A L'ATTENTION DE LA DIRECTION DE FRESNES
Le 15 mai 2002

Je viens, par la présente, vous informer – par voie écrite puisque je l’ai déjà fait à maintes reprises par voie orale, je respecte ainsi votre « protocole » – que depuis que j’ai été envoyée au mitard (samedi 11 mai vers 16 h), je refuse systématiquement chaque repas qui m’est si délicatement proposé !
Appelez cela comme vous voulez, « grève de la faim » est une expression peu appropriée à mes yeux mais bon… Laissez-moi vous expliquer pourquoi je ne mangerai pas durant mon séjour au QD comme vous aimez le désigner…

Avant tout parce que c’est bel et bien l’ultime moyen dont je dispose pour protester contre cette punition aussi absurde qu’injuste (pour obtenir des promenades d’une durée double en été et un lieu pour se retrouver quand il ne fait pas beau, bref pour plus de contacts entre détenues et aussi de respect !!! Comme je l’ai déjà expliqué).

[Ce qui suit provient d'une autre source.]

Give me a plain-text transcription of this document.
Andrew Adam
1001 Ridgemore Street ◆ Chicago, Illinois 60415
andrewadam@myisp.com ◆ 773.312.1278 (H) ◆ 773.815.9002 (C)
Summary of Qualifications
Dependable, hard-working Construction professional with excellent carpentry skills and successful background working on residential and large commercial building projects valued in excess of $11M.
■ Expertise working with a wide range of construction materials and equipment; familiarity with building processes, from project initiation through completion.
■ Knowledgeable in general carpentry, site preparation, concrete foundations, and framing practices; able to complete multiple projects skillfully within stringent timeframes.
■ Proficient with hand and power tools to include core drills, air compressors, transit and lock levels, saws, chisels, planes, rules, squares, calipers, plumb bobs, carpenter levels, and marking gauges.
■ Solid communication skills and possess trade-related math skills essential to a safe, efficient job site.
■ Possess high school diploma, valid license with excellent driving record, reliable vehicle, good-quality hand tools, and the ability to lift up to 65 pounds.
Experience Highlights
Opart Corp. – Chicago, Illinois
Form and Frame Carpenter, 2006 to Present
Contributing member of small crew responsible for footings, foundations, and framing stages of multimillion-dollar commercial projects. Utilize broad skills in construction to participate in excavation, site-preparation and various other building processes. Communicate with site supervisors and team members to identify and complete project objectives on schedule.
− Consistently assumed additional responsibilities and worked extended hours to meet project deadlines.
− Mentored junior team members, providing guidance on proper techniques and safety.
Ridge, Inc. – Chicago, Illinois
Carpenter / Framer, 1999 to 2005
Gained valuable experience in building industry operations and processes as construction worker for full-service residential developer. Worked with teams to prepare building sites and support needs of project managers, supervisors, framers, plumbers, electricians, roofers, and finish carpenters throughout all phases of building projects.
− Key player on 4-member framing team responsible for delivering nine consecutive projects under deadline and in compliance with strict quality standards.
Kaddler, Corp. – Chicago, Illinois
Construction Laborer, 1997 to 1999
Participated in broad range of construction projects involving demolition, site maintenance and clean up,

En effet, Monsieur le Directeur, à la fois Juge et Procureur, croit tout savoir du haut de son prétoire, et tout avoir… de son côté, en particulier la loi, selon laquelle la sanction du mitard est la seule appropriée (en tout cas la seule qu’ils aient jugé bon d’appliquer) pour répondre à toute infraction mentionnée dans le fameux CPP et donc à ce « refus de réintégrer la cellule à l’issue de la promenade » dont je suis accusée (ainsi que mes deux potes, ayant écopé de deux jours ferme et treize jours de sursis au bout des 48 heures de « mitard-prévention »).
à votre loi je me permettrai juste d’opposer quelques principes moraux car il semble que c’est tout ce que j’ai de mon côté…

Certes ma morale n’est pas la vôtre (et vice versa), vous n’êtes donc pas en mesure de la prendre en considération me direz-vous, rassurez-vous, on ne vous en demande pas tant !
Si vous pouviez seulement lever un peu le nez de tous vos règlements et me lire jusqu’au bout, juste m’écouter en somme, sans en conclure une fois de plus que je fais preuve d’arrogance…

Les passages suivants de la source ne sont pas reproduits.